En partant de ces principes, voici cinq pratiques concrètes que les gestionnaires peuvent mettre en place pour développer la capacité de réfléchir de leurs équipes :

  1. Encourager les pratiques séculaires de la pleine conscience. Offrez des formations et des ressources pour améliorer la capacité d’attention, l’observation objective et la prise de décision, les favoriser et éduquer vos équipes à leur sujet.
  2. Instaurer des séances de réflexion en équipe. Organisez régulièrement des réunions où les membres des équipes sont encouragés à faire part aux autres de leurs idées, leurs préoccupations et leurs perspectives sur des problèmes complexes et à rester ouverts à la diversité des opinions.
  3. Encourager le questionnement et l'ouverture. Posez des questions ouvertes afin d’inciter les membres de vos équipes à explorer différentes perspectives et à remettre en question les émotions, les préjugés et les préférences personnelles pour parvenir à une compréhension plus approfondie et plus nuancée des situations.

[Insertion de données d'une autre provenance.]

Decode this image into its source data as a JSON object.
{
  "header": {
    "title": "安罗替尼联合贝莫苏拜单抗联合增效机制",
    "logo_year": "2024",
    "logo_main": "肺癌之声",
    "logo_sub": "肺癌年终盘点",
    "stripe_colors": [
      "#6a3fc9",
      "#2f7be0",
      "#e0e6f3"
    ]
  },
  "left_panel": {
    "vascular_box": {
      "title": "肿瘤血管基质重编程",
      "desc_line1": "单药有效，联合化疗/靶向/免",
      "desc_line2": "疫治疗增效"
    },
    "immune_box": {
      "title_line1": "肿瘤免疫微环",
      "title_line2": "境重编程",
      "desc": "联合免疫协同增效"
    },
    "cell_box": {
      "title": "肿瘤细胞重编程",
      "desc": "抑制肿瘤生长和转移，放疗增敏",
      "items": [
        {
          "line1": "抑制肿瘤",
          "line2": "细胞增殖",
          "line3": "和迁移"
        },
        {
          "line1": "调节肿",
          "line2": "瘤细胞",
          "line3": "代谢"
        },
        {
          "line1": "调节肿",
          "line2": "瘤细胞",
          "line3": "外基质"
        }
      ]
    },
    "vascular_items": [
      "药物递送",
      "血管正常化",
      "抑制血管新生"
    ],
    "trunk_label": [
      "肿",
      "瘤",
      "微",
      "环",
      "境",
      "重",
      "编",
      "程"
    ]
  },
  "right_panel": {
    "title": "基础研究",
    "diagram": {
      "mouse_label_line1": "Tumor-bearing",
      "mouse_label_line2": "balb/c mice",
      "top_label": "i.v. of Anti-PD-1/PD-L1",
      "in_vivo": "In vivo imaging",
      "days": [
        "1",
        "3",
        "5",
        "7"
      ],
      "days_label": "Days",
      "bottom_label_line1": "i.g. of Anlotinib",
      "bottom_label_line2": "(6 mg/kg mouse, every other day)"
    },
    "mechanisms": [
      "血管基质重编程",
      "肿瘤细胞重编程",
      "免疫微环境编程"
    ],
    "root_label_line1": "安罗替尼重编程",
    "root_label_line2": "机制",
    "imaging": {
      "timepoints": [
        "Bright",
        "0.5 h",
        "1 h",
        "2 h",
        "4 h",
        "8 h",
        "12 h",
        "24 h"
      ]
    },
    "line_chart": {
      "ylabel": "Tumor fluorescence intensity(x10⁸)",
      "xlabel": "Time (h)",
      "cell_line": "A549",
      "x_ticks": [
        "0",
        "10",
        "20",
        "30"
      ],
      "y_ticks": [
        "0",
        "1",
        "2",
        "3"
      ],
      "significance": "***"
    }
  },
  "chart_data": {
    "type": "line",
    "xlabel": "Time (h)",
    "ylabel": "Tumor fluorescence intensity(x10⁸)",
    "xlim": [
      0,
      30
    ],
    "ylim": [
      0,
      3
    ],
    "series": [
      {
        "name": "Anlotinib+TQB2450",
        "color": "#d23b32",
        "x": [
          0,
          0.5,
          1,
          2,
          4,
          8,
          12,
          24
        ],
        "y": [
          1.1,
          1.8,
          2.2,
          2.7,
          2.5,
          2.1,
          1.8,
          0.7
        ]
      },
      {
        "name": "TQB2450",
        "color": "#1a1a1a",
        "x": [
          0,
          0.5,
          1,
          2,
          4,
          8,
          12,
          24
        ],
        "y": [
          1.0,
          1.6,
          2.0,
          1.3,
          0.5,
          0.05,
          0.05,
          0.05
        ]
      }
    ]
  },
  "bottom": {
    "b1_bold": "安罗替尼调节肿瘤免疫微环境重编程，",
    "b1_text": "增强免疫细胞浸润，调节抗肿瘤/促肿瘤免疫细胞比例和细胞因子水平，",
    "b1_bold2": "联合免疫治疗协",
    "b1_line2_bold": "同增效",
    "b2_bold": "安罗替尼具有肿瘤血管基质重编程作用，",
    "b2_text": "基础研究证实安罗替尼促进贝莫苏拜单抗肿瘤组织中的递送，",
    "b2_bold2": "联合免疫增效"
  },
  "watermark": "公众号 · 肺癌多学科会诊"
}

  4. Créer un climat favorable et sécuritaire. Favorisez un environnement où les idées nouvelles et créatives sont encouragées et où les erreurs sont considérées comme des occasions d'apprentissage. Cela permettra aux membres de vos équipes d'être plus enclins à explorer leurs intuitions et à prendre des risques calculés.
  5. Apprendre autant des succès que des échecs. Encouragez vos équipes à analyser les réussites et les échecs, et à apprendre a posteriori d’eux. Cette période de réflexion collective contribuera au développement de nouvelles connaissances de grande qualité.

En mettant en œuvre ces stratégies, les gestionnaires peuvent aider leurs employés à développer leurs compétences en matière de réflexion. Cela contribuera à créer une organisation plus agile, innovante et performante dans un monde en constante évolution.